Perfection du piano

Clara Schumann, Scherzo n°2, op. 14

Depuis que des disques de musique classique tournent sur la platine de mon bureau collectif, ma concentration intellectuelle s’est améliorée. En particulier grâce au piano.

Cela fait longtemps que je suis très impressionné par cet instrument. Ce que l’on peut faire avec le piano, ce que les musiciens ont pu composer avec lui me fascinent. Ma fascination avait commencé quand une voisine du dessus, en Chine, mettait des disques de piano tous les matins. Elle devait avoir une sorte d’obsession, et elle a dû me la communiquer.

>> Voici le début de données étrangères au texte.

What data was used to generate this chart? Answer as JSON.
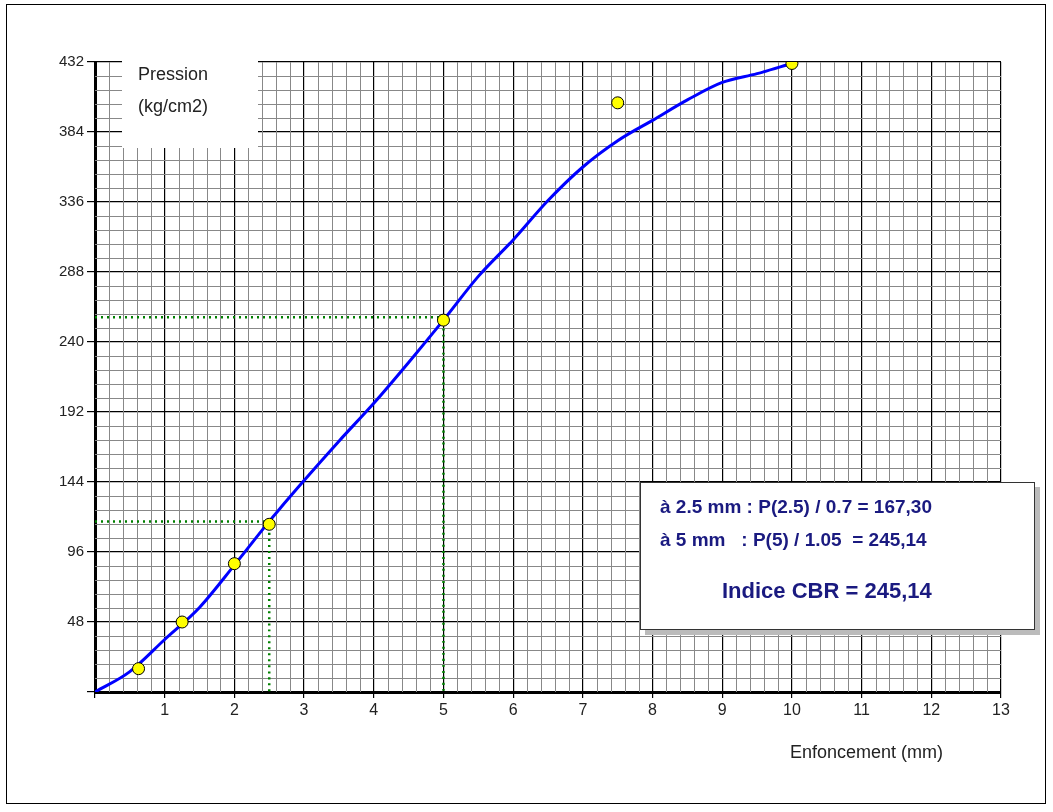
{
  "chart_data": {
    "type": "line",
    "ylabel": "Pression (kg/cm2)",
    "xlabel": "Enfoncement (mm)",
    "annotations": [
      "à 2.5 mm : P(2.5) / 0.7 = 167,30",
      "à 5 mm   : P(5) / 1.05  = 245,14",
      "Indice CBR = 245,14"
    ],
    "xlim": [
      0,
      13
    ],
    "ylim": [
      0,
      432
    ],
    "xticks": [
      {
        "value": 0,
        "label": null
      },
      1,
      2,
      3,
      4,
      5,
      6,
      7,
      8,
      9,
      10,
      11,
      12,
      13
    ],
    "yticks": [
      {
        "value": 0,
        "label": null
      },
      48,
      96,
      144,
      192,
      240,
      288,
      336,
      384,
      432
    ],
    "grid": true,
    "legend": false,
    "series": [
      {
        "color": "#0000ff",
        "marker": "none",
        "line_style": "solid",
        "x": [
          0,
          0.5,
          1,
          1.5,
          2,
          2.5,
          3,
          3.5,
          4,
          4.5,
          5,
          5.5,
          6,
          6.5,
          7,
          7.5,
          8,
          8.5,
          9,
          9.5,
          10
        ],
        "values": [
          0,
          14,
          36,
          58,
          87,
          117,
          145,
          172,
          198,
          226,
          255,
          285,
          310,
          337,
          360,
          378,
          392,
          406,
          418,
          424,
          431
        ]
      },
      {
        "type": "line",
        "color": "#008000",
        "marker": "none",
        "line_style": "dotted",
        "x": [
          0,
          2.5,
          2.5
        ],
        "values": [
          117,
          117,
          0
        ]
      },
      {
        "type": "line",
        "color": "#008000",
        "marker": "none",
        "line_style": "dotted",
        "x": [
          0,
          5,
          5
        ],
        "values": [
          257,
          257,
          0
        ]
      },
      {
        "type": "scatter",
        "color": "#ffff00",
        "marker": "circle",
        "x": [
          0.625,
          1.25,
          2,
          2.5,
          5,
          7.5,
          10
        ],
        "values": [
          16,
          48,
          88,
          115,
          255,
          404,
          431
        ]
      }
    ]
  }
}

Parfois, dans mon bureau, quand j’y suis seul, je ne pense plus à rien, j’éteins les lumières et je pénètre le monde incroyablement varié, complexe, surhumain, des morceaux de Mozart, de Schubert, de Schumann. (Chopin, c’est moins mon truc, je l’avoue, et je partage ce sentiment avec une amie japonaise dont on dit qu’elle est une vraie pianiste mais qui a toujours refusé de jouer pour moi. Alors nous parlons musique dans les pubs, des pintes de bière à la main, et nous pensons de concert que Bach est préférable – et même, pardoxalement, plus libre pour l’interprète – que Chopin.) 

Parfois, je n’écoute plus, car je me lance dans des méditations historiques sur l’invention technologique que le piano représente. Je me dis qu’il a fallu des siècles de travail pour arriver à cette perfection absolue. Une fois qu’on a inventé le clavier, il restait encore beaucoup à faire.

D’abord, le son était fluté, avec les harmonium et les orgues, c’était beau mais dès qu’on jouait un peu vite, cela devenait confus. Bon, j’entends déjà les défenseurs de l’orgue, des mecs comme Ben, par exemple, qui vont venir protester, comme quoi c’est très exagéré de dire que c’est confus, etc. Alors disons que l’orgue n’est peut-être pas confus, mais que ce qu’il gagne en amplitude sonore, il le perd en précision.

Ensuite avec l’épinette, et le clavecin, le son était pincé, parce que les cordes étaient pincées. C’était beau, et en plus, on pouvait jouer diablement vite, ce que mes amis Forqueray et Couperin ont pris un malin plaisir à faire. Mais avec le clavecin, on pouvait appuyer aussi fort que l’on voulait, le son était à peu près égal, et il avait une longueur très médiocre.

Avec l’invention du pianoforte (pour jouer piano et pour jouer forte comme on veut), et ses cordes frappées par des marteaux en velour (là aussi « marteau » et « velour », quel oxymore délicat), alors on pouvait jouer rapidement comme avec le clavecin, et tenir de notes longuement, comme à l’orgue. On pouvait privilégier la clarté de la pensée des Lumières, ou au contraire s’enliser dans des langueurs monotones annonciatrices des dérives romantiques.

On dit avec raison que le piano est l’instrument romantique par excellence. On a tous en tête les nocturnes de Chopin, les envolées de Rachmaninov. Ce qu’il ne faut pas oublier, cependant, c’est que le piano fut inventé un siècle avant le romantisme, et que le XVIIIe siècle connaissait l’existence de gens tels que Mozart. Mettez cet instrument merveilleux entre les mains d’un génie comme Mozart, et laissez-le s’amuser avec ce jouet autant qu’il le veut. 

Il en est sorti, bien sûr, des choses très célèbres, ce troisième mouvement de la sonate n°11. Mais aussi des jeux brillants et philosophiques, comme les fameuses 12 Variations sur « Ah! Vous dirai-je Maman » …

En général, mes méditations ne me mènent nulle part et s’interrompent brutalement, car j’ai tout de même une thèse à finir.